Rainforest Response to Climate Change and trace gas exchange across the soil-atmosphere boundary
Joost van Haren, jvanhare@email.arizona.edu, Biosphere 2 and Honors College Dr. van Haren studies the effect of climate change on tropical
ecosystem activity and in particular the exchange of greenhouse gases across the soil-atmosphere boundary.
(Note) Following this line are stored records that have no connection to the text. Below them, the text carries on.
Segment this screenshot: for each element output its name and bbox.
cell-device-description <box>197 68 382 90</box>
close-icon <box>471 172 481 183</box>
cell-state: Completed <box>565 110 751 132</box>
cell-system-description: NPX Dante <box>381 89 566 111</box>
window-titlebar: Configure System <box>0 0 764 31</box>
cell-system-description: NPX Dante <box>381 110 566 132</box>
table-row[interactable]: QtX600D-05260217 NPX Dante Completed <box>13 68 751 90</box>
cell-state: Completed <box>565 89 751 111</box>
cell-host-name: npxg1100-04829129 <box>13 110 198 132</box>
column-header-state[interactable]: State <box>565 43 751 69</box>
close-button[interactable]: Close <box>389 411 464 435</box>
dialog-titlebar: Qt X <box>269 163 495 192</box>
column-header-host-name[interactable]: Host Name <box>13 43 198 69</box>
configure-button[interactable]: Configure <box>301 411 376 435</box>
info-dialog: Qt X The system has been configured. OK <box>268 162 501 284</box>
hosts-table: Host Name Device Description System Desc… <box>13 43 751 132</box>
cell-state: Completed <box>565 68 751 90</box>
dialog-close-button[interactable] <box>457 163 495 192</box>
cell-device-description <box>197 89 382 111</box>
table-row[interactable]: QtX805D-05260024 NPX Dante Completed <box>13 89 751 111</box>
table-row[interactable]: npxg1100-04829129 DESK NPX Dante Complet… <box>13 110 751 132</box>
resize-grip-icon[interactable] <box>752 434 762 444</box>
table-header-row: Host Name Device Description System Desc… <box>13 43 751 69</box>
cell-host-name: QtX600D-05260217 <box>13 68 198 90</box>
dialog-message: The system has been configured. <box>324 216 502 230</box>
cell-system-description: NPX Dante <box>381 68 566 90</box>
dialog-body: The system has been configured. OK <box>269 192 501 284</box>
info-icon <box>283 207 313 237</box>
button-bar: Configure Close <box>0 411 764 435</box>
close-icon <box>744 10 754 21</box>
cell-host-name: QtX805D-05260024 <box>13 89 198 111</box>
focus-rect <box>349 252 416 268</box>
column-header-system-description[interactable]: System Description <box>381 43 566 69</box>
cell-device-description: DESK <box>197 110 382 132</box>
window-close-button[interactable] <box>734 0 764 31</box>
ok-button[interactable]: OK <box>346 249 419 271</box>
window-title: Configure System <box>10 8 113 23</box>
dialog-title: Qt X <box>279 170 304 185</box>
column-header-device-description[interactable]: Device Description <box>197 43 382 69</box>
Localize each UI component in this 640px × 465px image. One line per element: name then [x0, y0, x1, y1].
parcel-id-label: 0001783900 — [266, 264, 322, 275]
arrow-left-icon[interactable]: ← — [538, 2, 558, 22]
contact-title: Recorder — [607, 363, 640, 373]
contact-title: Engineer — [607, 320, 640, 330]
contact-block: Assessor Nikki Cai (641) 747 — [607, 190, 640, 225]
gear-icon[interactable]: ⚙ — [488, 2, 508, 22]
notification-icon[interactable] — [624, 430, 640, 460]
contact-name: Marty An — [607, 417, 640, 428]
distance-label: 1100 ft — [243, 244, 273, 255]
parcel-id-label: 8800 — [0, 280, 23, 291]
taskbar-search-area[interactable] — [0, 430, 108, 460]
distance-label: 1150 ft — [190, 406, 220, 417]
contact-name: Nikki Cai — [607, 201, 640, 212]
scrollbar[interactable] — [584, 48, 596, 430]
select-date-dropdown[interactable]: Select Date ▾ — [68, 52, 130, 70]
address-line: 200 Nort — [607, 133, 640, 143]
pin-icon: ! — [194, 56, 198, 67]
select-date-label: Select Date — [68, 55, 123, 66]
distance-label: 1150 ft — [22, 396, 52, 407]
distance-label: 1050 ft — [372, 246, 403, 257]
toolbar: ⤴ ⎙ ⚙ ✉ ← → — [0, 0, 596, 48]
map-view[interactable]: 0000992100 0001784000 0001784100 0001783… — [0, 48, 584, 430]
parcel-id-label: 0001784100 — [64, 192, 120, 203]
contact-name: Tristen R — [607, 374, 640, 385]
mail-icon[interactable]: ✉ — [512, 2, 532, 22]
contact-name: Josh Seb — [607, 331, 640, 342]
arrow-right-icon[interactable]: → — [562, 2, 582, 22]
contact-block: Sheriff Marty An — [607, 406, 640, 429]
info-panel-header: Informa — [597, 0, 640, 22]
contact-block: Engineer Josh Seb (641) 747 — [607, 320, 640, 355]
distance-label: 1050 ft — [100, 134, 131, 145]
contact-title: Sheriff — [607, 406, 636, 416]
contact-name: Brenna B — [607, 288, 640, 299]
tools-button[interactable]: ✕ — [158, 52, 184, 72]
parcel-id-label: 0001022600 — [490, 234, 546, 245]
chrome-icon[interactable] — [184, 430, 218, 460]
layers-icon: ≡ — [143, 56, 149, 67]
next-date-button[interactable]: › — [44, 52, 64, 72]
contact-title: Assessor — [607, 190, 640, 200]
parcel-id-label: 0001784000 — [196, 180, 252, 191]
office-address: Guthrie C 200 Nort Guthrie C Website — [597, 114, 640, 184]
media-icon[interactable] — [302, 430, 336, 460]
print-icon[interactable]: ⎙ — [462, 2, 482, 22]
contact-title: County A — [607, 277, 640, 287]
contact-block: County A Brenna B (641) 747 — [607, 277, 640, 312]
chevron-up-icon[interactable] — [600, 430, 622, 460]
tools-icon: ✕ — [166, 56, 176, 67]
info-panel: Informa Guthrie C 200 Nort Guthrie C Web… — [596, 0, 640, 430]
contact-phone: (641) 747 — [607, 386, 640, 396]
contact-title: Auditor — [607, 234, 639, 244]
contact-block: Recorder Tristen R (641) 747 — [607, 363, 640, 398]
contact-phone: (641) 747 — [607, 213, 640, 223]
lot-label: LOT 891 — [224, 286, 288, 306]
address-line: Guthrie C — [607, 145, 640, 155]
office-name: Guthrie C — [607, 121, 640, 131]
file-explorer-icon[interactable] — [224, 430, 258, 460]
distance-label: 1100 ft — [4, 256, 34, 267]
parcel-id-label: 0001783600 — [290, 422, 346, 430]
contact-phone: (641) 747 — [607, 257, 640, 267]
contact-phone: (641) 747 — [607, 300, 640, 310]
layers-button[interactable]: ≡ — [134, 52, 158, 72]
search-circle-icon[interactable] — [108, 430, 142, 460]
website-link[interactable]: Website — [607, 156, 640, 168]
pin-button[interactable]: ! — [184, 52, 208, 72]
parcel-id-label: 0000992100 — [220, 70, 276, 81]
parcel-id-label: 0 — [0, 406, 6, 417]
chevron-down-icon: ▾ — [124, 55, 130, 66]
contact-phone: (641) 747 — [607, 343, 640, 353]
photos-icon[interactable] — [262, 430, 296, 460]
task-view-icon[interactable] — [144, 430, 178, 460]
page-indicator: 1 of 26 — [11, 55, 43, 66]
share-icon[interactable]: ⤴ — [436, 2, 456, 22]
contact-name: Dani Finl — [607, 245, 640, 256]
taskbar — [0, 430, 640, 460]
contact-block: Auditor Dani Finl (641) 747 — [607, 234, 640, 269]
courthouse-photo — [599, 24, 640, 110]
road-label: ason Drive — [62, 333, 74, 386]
Tropical forests are the most dynamic ecosystems in the world, however they are threatened by deforestation and climate change. The potential
response of tropical forests to climate change is uncertain, because little experimentation under predicted future environmental conditions
(increased temperature and decreased precipitation) has been done in tropical ecosystems. Biosphere 2 provides an opportunity to study tropical
ecosystem processes under future conditions. The student(s) involved in this project will have the opportunity to work within the B2 tropical forest to
investigate both plant and microbial responses to changing temperature and precipitation.
The exchange of greenhouse gases across the soil-atmosphere boundary greatly influences the global budgets of these gases, but is still poorly
understood, especially in regard to the influence of biology on the rates. In Biosphere 2, students will have the opportunity to measure the gas
exchange in a range of ecosystems from pure bare soil (LEO) to tropical vegetation.